Group Research Goals and Objectives
The long-term goals of the Gene Editing & Therapy research group are to advance biomedical research at the University of Sharjah and to develop the infrastructure and the expertise for future clinical applications involving highly promising and fast-growing gene-editing technologies. To this end, we propose 5 objectives:
- Develop CRISPR-Cas9-based platform to allow with high accuracy and effectiveness:
- The identification of novel therapeutic target genes in various types of cancer using genome-wide screen with sgRNA libraries.
- The development of novel therapeutic approaches by targeting the products of identified genes.

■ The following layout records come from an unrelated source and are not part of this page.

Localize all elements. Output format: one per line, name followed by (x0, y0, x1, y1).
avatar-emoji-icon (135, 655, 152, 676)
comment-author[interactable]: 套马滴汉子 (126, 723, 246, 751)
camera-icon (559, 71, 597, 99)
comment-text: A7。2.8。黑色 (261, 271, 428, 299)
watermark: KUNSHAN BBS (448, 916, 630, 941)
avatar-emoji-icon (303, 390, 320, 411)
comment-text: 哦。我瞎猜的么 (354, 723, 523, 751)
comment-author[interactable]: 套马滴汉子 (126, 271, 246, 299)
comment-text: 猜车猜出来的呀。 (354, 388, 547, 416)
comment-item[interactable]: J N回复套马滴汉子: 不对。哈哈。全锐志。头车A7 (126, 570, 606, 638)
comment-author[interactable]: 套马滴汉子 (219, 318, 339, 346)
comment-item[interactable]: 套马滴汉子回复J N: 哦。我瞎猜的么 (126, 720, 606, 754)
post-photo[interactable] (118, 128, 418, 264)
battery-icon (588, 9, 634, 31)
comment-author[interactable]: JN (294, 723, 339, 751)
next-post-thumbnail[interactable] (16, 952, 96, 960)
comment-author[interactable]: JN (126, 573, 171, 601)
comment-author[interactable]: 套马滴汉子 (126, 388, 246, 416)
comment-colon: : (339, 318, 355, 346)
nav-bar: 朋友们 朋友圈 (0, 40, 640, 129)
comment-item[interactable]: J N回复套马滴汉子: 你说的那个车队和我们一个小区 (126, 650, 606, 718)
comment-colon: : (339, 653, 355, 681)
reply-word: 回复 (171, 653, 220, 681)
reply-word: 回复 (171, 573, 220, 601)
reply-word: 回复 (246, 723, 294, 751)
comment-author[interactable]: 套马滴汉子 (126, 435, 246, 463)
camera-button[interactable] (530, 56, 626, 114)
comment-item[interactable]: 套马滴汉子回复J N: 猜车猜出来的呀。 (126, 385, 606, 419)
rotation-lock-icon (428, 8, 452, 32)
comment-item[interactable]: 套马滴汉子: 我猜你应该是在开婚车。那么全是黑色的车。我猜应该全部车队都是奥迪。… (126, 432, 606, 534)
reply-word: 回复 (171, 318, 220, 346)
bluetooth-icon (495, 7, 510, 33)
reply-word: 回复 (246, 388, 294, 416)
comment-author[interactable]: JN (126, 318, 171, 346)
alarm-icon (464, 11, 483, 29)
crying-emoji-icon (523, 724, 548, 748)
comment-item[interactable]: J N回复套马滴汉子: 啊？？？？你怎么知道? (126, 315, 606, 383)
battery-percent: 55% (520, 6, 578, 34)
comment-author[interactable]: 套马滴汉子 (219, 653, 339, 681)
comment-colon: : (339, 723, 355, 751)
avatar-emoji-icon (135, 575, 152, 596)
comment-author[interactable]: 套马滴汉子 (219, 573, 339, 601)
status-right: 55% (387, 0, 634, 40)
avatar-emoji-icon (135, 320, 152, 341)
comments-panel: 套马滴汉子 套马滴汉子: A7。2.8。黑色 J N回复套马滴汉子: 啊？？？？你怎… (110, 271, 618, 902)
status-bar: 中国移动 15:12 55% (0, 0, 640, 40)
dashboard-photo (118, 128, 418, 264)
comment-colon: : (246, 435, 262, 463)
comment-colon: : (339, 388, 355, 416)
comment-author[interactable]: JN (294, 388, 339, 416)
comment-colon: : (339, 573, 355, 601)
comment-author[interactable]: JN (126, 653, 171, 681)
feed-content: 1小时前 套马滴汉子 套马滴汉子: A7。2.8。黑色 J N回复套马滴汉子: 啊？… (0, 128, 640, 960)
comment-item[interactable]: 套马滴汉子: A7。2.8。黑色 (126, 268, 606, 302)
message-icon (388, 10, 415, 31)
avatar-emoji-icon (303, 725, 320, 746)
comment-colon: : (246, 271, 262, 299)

- Employ CRISPR system to correct, modify, or delete aberrant genes to address their functional roles in various human diseases including cancer, diabetes, cardiovascular or respiratory diseases, among others.
- Identifying key signaling networks of cell growth metabolism and pathogenesis that are perturbed in diseases such as cancer, diabetes, cardiovascular or respiratory diseases.
- Developing new methodology to deliver gene-editing molecules into different tissues to precisely target and correct genetic defects using ultrasound-targeted microbubble and photodynamic targeted technologies.
- Develop the infrastructure for gene therapy that provides support for various research groups at the Research Institute of Medical & Health Sciences (RIMHS) and allow the RIMHS to acquire the knowledge and the expertise in such highly advanced gene editing technology that would serve as a basis for future clinical applications.